Throughout his life, he wrote a few books on these subjects
       The History of Madness (1961)
       The Birth of the Clinic (1963)
       The Order of Things (1966)
       The Archaeology of Knowledge (1969)
       Discipline and Punish (1975)
       The History of Sexuality (1976)

In 1961, Foucault wrote The History of Madness (L’Histoire de la folie), largely influenced by his academic knowledge of psychology and his work in a Parisian mental hospital, as well as his anger towards the moral hypocrisy of modern psychiatry. To Foucault, the idea that people who were mentally ill or sick needed some sort of medical treatment was not an improvement on earlier treatments and concepts. He thought treatments for the mad were a cover for controlling them, so they would fall under the conventional bourgeois morality. Foucault argued that the idea of mental illness was really the result of questionable social and artificial commitments.

In his book The History of Sexuality (L’Histoire de la sexualité), Foucault condemns the idea that western culture had suppressed sexuality for the past 300 years. Not only that, but he believed that society had an interest in sexualities with fell outside of the marital “normality,” like children, the mentally ill, the criminal and homosexual. Due to his thoughts and opinions expressed within this book, Foucault is credited with the idea that sexuality, including homosexuality, is a social construct. Basically, the only thing that made it taboo was the society at the time that viewed it and the ideals that were passed down through that society.

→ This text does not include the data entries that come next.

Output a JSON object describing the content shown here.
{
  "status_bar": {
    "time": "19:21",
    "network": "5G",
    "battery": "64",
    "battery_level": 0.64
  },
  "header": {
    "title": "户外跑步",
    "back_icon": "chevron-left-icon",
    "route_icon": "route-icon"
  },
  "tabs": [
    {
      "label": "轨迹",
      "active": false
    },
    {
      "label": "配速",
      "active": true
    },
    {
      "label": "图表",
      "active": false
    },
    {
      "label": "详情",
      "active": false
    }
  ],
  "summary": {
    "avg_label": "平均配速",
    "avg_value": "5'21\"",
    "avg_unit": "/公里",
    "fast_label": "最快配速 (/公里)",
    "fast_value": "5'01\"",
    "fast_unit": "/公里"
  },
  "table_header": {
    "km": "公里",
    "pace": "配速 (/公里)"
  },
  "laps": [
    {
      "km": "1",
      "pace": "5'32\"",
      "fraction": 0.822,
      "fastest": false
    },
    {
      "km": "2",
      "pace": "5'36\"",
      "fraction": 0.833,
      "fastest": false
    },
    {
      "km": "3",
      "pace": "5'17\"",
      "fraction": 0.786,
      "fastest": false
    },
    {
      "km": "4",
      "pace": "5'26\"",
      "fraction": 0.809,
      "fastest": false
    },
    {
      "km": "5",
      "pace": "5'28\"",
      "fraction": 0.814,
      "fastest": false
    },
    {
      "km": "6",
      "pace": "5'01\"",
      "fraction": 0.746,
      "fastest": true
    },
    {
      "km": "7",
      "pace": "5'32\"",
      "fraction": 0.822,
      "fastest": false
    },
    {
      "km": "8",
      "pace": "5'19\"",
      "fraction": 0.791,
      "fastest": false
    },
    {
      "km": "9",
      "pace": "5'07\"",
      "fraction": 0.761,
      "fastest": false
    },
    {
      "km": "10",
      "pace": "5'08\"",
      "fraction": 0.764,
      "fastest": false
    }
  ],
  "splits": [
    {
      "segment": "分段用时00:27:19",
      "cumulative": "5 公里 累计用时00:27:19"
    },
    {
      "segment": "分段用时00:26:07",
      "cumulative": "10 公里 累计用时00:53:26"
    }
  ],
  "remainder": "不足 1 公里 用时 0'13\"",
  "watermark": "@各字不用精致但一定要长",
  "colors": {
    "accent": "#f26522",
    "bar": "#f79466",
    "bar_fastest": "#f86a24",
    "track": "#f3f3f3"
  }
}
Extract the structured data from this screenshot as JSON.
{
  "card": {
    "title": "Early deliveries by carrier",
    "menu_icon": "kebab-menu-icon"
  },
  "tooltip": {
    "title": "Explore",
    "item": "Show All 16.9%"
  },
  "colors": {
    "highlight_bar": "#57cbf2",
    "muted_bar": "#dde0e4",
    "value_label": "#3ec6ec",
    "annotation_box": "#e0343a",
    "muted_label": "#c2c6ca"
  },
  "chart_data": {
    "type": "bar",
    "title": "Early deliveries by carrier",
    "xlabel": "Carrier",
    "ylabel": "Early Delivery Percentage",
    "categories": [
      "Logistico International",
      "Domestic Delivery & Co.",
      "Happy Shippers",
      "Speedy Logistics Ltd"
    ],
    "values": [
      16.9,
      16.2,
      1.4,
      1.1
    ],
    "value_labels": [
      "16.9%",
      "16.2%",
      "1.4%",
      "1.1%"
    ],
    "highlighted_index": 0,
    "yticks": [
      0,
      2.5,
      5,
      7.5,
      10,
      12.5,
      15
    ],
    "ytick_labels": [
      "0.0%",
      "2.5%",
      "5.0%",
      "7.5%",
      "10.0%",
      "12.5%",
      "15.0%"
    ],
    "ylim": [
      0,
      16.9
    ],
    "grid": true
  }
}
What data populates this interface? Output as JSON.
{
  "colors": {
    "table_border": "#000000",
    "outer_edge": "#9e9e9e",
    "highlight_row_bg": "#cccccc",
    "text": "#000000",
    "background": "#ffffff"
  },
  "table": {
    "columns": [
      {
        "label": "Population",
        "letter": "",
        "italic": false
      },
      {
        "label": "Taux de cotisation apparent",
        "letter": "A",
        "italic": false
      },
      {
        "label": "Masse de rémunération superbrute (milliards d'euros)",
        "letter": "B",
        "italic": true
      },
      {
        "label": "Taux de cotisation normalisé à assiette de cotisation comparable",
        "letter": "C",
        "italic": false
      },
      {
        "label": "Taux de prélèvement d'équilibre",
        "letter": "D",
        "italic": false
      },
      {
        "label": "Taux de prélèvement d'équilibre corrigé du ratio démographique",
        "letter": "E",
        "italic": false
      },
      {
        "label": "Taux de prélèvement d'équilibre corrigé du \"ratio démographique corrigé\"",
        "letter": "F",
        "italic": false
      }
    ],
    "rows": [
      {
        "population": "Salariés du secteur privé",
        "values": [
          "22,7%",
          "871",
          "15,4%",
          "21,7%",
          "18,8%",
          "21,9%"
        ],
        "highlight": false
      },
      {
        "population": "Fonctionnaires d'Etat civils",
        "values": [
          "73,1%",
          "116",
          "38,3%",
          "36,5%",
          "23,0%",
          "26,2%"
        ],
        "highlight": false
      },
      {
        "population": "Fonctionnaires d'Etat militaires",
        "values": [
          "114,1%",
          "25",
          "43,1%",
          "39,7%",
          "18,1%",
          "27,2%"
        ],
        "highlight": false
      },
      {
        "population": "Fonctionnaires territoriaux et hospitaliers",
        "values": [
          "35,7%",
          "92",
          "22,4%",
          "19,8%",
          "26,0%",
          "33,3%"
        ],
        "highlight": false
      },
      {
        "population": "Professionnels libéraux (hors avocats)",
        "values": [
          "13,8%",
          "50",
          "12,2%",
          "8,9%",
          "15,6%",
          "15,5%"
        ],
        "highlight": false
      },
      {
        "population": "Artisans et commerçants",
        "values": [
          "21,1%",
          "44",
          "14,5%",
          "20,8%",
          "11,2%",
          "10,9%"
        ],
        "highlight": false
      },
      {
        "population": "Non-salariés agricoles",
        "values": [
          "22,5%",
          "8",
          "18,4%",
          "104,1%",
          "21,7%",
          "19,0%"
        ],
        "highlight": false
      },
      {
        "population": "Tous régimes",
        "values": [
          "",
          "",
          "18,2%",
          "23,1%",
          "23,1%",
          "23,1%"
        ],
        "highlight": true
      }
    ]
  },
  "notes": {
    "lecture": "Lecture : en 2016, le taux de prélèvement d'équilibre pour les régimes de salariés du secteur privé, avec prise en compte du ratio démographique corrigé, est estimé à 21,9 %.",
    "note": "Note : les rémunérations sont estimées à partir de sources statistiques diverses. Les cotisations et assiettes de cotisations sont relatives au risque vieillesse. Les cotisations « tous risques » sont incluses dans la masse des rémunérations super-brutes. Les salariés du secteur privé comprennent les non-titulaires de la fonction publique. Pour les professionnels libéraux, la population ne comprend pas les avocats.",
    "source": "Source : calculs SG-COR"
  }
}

Foucault is arguably most known for his thoughts on prison, especially with its influence on modern society. In 1975, his book Discipline and Punish: The Birth of the Prison (Surveiller et punir: Naissance de la prison) was published. This was genealogical study of the development of the supposedly “better, nicer,” more modern way of imprisonment, rather than the old way of torture or death sentences. With this study, Foucault claimed that this newer prison system was a better way of being able to gain more control. He argued that this new form of punishment was a model for controlling an entire society, with some of the systems being integrated into things like factories, hospitals, and schools. If you remember TCAP testing, the ACT/SAT in schools, or wellness tests in hospitals, Foucault saw these as methods of gaining control. He thought this standardization was a way to combine hierarchical observation with normalizing judgment. The people passing judgment are able to see a large amount of information on any one person and Foucault felt that they could/would use that information for the power system’s benefit and increase their ability to control that person.

Along with those standards, Foucault thought that if you tried to deviate, you’d fall into a different set of standards and would never be able to be free.

Quiz
  • What is one of Foucault’s works?
  • Name one factor of how someone can be influenced in society?
  • How did Foucault view the treatment of madness?
  • Who did Foucault debate in 1971?


Discussion Questions
  • What makes something normal? Why is or should something be considered normal?
  • In a society that hates your true self or finds you abnormal, would you find it easier to express your yourself the way you are or to change yourself into someone deemed appropriate/normal?


For more on Foucault

Midterm Report: Epicurus 
https://cophilosophy.blogspot.com/2018/10/epicurus.html

1 comment:

  1. Thanks to you and Jamil for introducing me to Merli! I'm glad he introduced you to Foucault, whose style put me off in grad school... but I've come to appreciate his message, about the links between power and coercive social constructs. As J.S. Mill said, we NEED our eccentrics to challenge our complacent ideas about what's "normal".